AIICO Pension Managers Limited
- Company type: Private limited company
- Industry: Insurance
- Founded: February 2005
- Headquarters: 2 Oba Akran Avenue Ikeja, Lagos State, Nigeria
- Area served: Nigeria
- Key people: Eguarekhide Longe (CEO)
- Services: Financial management
- Total assets: NGN:1,337,546,000 (2015)
- Website: www.aiicopension.com

= AIICO Pension Managers Limited =

Nigerian pension fund manager

AIICO Pension Managers Limited is a pension funds management company in Nigeria. It is a 65 percent owned subsidiary of AIICO Insurance, a Nigeria Stock Exchange listed insurance services provider.

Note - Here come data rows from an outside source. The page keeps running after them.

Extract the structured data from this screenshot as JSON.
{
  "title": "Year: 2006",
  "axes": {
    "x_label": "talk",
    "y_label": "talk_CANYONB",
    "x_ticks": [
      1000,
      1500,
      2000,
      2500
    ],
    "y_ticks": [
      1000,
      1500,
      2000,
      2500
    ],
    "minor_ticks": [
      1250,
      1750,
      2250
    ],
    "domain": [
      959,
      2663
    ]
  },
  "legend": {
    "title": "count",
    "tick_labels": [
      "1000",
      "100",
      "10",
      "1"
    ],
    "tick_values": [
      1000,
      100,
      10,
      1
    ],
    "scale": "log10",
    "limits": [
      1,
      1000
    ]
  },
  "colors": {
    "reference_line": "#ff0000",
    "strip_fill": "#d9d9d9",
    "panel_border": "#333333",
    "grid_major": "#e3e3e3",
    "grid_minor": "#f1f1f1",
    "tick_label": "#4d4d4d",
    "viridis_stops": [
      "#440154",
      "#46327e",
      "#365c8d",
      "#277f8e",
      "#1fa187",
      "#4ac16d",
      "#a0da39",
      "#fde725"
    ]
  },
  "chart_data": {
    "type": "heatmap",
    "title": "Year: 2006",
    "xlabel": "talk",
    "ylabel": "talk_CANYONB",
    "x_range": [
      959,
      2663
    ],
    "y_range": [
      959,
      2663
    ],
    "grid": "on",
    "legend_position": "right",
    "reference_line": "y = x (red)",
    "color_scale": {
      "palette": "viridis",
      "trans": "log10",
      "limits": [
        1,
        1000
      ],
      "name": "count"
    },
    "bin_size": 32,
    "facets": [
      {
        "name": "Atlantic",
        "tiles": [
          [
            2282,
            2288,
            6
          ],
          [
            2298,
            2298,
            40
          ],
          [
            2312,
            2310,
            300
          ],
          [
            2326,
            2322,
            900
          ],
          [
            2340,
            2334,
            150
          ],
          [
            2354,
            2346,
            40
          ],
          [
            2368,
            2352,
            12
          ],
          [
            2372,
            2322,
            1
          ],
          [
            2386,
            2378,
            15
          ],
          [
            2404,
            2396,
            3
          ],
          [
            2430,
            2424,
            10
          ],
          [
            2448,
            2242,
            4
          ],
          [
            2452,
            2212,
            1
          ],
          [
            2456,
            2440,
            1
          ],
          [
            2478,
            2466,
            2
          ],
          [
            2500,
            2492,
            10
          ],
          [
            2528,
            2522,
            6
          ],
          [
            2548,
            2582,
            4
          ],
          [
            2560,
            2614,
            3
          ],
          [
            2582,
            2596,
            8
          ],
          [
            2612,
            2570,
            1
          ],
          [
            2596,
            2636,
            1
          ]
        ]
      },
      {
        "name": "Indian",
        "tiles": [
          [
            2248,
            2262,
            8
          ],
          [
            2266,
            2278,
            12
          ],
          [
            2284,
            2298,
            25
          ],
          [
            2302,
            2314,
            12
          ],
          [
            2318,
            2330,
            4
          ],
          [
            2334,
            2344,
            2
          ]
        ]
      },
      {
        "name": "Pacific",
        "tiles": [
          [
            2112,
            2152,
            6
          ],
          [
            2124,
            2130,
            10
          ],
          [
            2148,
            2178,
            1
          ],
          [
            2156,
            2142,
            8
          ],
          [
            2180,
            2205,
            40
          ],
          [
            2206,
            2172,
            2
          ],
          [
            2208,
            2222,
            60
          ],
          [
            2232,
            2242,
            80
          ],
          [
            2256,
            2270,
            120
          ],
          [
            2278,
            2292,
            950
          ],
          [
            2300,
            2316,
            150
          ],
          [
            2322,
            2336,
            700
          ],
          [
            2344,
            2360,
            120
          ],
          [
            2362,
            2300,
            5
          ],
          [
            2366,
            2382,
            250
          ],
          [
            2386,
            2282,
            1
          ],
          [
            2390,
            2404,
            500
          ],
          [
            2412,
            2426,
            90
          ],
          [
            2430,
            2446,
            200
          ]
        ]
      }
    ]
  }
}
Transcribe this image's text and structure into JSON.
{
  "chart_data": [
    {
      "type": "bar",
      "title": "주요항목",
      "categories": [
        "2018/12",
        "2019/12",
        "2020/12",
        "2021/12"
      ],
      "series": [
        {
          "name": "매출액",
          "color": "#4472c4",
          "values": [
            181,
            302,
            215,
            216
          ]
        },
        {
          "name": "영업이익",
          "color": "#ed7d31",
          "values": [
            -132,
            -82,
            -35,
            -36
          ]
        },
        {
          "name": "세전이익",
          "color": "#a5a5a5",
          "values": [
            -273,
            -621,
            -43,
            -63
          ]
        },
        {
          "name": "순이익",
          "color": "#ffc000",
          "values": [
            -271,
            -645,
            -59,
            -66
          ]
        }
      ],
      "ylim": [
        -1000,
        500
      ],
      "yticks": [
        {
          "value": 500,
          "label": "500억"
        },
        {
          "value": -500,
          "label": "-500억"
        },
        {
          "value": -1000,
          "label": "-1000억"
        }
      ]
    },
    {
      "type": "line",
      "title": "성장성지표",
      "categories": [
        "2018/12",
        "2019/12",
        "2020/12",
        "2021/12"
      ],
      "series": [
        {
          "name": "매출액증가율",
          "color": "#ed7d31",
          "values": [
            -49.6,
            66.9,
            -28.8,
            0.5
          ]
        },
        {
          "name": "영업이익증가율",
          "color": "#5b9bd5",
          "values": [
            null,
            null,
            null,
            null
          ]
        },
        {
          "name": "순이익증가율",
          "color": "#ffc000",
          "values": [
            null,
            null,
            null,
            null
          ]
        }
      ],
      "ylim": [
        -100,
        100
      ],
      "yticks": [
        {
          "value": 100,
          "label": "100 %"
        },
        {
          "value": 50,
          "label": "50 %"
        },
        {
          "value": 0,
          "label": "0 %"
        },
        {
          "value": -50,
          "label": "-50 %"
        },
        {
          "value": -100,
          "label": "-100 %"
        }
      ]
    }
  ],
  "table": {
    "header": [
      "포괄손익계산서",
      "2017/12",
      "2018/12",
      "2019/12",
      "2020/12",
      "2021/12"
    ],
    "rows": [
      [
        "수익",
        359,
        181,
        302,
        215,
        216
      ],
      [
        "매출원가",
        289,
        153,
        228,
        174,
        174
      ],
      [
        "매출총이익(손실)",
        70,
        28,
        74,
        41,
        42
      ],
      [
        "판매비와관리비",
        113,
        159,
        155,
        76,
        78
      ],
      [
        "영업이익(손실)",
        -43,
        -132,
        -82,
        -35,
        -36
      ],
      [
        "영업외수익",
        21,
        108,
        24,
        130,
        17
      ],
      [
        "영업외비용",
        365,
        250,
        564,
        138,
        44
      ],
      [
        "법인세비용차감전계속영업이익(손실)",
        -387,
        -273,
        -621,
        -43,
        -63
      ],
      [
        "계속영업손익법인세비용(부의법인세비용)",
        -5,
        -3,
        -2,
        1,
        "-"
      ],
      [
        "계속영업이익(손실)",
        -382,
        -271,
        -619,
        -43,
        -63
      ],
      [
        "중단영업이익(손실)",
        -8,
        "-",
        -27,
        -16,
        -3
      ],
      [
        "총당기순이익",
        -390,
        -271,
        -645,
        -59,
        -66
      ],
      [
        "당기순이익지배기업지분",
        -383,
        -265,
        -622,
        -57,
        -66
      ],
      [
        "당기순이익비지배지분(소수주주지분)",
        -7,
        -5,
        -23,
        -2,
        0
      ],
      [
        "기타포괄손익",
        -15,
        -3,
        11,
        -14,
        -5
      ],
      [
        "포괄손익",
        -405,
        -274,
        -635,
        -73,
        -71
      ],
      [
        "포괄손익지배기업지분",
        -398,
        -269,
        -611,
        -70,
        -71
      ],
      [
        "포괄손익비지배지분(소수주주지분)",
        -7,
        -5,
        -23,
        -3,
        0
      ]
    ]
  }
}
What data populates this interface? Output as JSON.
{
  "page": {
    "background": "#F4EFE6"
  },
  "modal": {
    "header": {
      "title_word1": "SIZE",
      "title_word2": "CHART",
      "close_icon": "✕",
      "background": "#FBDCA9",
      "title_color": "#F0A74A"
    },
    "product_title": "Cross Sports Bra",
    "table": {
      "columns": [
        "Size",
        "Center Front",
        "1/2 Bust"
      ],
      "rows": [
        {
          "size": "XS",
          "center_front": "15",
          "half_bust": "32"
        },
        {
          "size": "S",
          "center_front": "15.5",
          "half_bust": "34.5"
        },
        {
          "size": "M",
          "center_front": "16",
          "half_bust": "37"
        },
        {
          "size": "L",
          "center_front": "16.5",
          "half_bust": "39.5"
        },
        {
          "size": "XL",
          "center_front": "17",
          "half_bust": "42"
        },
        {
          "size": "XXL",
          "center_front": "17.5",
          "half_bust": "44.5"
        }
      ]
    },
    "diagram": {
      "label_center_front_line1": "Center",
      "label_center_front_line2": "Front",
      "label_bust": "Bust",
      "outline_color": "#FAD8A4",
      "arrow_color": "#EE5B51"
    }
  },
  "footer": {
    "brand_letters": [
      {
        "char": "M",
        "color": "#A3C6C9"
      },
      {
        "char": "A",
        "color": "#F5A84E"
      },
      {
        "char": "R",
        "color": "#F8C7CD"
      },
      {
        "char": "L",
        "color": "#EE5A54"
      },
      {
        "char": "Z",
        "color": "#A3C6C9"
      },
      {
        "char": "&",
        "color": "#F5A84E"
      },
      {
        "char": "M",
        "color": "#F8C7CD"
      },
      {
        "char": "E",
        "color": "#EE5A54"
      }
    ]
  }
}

On 31 December 2015, the company's total assets were NGN:1,337,546,000, with shareholders' funds of NGN:1,275,178,000. As at September 2016, the company had over 200,000 registered clients and has an excess of NGN:60 billion under management.

==History==
AIICO Pension Managers Limited was founded in February 2005. In April 2006, the company was awarded a licence to operate as a pension funds administrator (PFA). In August 2016, to mark 10 years in business, the company appointed Nollywood actress Joke Silva as its brand ambassador, to promote the company services and products.